There were further edits to remove the cellular machinery that reads the lost codons - it was no longer needed.
'Impressive' feat
Syn61 turns out not to be quite so vigorous as its natural E. coli cousin - it grows about 60% slower. Although that could suggest there may be something fundamentally important about the alternative spellings in the genetic code, Julius Fredens believes they have identified smaller issues in Syn61, which should be readily corrected to fully restore the organism's health.
Tom Ellis is impressed the bacterium works at all, saying: "These 18,000 changes mean that every gene on the chromosome will have been altered - and yet it's still alive!"
One effect of the recode is that it separates Syn61 from all other life. Until now, organisms have been able to swap genes, often via viruses, because they all share the same basic language. Now, a virus trying to infect Syn61 will find the host cell lacks the tools to translate the viral DNA; the attempt would fail.
George Church calls this the "cliffhanger". In an earlier attempt in his lab, with a more limited set of edits, one in five viruses still managed to replicate.
"Chin's success will embolden the rest of us working to make many organisms (industrial microbes, plants, animals, and human cells) resistant to all viruses by this recoding approach," Church wrote in an email.
Chin says that test has not been tried yet with Syn61, but it is high on their to-do list.
But Chin's grand plan is to make biochemistry more diverse.
With only 61 of Syn61's 64 possible codons taken up as instructions for natural amino acids (hence the name), that leaves three that can now be reassigned to unnatural ones that could introduce entirely new chemistry into the cell.
Chin has pioneered this kind of synthetic biology introducing elements that make proteins glow, or respond to light by becoming active, or turned off.
Fredens reckons there may already be 200 unnatural building blocks that could be brought into protein chemistry this way, and that these would work with the techniques already developed at LMB and elsewhere.

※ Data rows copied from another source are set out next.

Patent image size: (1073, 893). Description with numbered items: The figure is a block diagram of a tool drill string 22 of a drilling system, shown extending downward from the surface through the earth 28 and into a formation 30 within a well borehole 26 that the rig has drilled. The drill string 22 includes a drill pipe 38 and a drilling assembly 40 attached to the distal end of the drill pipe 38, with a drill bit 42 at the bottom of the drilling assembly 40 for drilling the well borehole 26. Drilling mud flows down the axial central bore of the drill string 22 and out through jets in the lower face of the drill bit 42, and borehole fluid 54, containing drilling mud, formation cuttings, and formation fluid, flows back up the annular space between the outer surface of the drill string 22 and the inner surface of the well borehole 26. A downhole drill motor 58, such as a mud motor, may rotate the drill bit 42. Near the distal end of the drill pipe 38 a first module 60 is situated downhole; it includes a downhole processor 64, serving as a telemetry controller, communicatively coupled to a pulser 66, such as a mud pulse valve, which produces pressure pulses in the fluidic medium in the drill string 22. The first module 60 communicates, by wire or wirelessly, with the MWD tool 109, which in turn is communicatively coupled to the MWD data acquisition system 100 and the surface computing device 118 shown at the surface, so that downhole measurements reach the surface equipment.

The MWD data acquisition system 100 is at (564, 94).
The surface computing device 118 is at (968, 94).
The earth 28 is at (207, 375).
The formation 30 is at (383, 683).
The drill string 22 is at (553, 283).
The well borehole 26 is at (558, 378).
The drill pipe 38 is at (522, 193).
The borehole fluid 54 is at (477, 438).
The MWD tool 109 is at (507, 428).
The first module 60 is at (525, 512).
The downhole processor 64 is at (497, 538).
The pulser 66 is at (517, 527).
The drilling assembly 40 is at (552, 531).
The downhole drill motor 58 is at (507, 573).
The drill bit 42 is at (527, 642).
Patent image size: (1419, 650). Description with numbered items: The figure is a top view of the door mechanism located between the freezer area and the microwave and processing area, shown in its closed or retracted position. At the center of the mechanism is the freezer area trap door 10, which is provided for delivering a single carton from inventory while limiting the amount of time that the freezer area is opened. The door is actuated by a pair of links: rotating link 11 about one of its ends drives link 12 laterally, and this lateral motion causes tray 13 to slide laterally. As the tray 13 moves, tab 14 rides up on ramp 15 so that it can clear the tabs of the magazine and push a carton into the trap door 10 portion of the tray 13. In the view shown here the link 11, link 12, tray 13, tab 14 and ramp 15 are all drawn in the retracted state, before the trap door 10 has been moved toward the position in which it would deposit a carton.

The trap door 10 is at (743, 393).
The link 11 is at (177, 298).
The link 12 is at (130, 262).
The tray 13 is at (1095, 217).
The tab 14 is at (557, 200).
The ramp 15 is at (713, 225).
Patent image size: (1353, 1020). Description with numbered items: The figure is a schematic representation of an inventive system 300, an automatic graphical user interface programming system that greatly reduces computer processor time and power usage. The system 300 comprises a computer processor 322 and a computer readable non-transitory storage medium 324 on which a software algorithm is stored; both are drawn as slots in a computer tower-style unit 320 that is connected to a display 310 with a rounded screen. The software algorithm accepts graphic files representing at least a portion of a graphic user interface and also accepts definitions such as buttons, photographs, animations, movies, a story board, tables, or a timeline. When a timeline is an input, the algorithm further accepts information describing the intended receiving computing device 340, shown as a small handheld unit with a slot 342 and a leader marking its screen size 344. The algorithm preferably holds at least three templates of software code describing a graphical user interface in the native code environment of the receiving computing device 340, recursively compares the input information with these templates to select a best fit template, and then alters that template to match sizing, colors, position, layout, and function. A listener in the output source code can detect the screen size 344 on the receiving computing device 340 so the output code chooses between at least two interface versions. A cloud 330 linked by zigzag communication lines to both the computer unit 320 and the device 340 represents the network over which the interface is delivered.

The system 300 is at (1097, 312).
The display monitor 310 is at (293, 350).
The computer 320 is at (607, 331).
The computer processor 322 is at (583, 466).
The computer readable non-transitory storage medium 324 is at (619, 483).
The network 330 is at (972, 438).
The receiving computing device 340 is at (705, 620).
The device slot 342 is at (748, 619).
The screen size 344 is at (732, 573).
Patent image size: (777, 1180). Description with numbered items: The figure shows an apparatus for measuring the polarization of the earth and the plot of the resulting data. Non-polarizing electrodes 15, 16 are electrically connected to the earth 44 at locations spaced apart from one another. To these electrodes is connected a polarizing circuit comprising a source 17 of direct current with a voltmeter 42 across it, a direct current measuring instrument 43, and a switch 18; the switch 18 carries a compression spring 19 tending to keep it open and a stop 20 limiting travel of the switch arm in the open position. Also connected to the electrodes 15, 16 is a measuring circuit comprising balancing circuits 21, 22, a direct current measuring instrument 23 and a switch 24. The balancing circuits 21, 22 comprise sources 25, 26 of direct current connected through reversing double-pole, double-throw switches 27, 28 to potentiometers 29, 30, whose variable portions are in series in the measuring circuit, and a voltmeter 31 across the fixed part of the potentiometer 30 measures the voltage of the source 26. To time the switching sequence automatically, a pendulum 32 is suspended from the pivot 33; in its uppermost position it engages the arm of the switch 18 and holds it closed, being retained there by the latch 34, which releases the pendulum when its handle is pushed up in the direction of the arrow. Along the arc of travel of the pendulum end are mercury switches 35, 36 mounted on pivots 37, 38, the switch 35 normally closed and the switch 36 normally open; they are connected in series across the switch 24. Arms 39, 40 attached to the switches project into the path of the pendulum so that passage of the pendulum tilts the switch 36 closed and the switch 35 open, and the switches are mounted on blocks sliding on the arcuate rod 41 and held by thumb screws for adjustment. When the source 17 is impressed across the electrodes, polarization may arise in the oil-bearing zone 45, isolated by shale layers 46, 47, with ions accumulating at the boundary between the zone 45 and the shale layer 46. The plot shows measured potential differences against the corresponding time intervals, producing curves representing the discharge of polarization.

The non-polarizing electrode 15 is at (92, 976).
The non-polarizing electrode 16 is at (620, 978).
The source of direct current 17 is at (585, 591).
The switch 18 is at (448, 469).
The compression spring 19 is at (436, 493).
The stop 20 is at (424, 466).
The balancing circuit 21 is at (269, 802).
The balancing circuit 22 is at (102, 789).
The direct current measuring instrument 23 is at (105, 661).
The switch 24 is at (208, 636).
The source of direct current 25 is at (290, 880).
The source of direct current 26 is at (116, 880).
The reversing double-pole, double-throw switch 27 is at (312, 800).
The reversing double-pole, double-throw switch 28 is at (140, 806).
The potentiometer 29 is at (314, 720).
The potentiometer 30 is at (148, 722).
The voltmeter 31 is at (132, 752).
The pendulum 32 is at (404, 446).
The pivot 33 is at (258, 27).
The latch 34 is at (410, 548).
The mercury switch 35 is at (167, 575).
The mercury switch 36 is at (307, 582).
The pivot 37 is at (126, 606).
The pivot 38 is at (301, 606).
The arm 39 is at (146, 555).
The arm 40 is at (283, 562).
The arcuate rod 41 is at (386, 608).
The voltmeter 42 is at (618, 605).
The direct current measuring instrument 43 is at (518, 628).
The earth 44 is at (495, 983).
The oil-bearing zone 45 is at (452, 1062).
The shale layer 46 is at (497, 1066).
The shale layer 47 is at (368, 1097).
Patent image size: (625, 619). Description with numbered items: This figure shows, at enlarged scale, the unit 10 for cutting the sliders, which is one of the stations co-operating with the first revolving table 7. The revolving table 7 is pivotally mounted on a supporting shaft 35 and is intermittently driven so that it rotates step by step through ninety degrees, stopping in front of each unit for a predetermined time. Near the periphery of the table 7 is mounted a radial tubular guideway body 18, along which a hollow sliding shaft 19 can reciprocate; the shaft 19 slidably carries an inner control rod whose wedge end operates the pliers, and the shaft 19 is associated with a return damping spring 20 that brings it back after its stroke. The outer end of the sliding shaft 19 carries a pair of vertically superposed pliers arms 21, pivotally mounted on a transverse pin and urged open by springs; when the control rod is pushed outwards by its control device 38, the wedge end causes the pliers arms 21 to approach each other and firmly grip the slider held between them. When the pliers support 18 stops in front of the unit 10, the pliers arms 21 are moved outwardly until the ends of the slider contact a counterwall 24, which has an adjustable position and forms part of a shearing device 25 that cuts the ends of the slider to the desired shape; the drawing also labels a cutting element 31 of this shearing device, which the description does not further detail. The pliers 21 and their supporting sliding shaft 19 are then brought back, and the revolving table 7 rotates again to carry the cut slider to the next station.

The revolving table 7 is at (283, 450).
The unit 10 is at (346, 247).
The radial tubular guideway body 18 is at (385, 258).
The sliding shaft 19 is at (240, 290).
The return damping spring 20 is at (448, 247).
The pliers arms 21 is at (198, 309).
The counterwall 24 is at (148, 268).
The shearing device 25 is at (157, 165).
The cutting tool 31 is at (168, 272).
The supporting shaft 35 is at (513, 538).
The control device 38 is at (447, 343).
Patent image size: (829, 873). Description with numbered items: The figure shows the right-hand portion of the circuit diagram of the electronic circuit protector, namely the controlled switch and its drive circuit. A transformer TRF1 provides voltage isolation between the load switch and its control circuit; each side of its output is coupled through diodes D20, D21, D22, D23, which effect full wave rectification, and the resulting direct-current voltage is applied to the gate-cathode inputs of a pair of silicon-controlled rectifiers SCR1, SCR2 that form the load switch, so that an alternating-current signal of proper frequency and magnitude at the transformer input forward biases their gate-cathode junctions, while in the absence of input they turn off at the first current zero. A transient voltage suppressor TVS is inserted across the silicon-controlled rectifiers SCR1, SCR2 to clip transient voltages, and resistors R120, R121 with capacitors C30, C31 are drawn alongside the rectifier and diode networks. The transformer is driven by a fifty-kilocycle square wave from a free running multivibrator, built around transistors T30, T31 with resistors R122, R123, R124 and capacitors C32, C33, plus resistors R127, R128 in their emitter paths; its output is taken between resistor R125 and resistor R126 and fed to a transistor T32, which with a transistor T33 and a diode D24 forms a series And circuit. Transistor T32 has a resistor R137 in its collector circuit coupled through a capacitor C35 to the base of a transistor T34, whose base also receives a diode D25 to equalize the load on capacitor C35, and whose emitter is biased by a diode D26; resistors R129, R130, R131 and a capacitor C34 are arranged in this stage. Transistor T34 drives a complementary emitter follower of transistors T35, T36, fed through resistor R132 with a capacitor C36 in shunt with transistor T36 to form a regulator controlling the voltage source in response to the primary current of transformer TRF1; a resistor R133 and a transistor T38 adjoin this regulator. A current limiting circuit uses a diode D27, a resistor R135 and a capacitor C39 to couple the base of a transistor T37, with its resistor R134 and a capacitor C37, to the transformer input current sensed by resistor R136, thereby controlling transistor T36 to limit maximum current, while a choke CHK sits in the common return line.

"It's pretty mind blowing that you can expand the genetic alphabet this way," Fredens admits. "I think we're pretty far from realising how much we can do with it, producing things we have never seen before."
Chin's focus is very much on what the opportunities will do for science, talking of alternative proteins that will spy on the inner workings of cells, or help pharmaceuticals companies build better drugs. But the possibilities are endless. Tom Ellis speculates on the idea of connecting molecular hooks onto proteins that would allow them to click together to make vast molecular networks in smart materials.
It may sound like a brave new molecular world, but Chin says it should not be scary.
"People have legitimate concerns," he accepts. "There is a dual use to anything we invent. But what's important is that we have a debate about what we should and shouldn't do. And that these experiments are done in a well controlled way."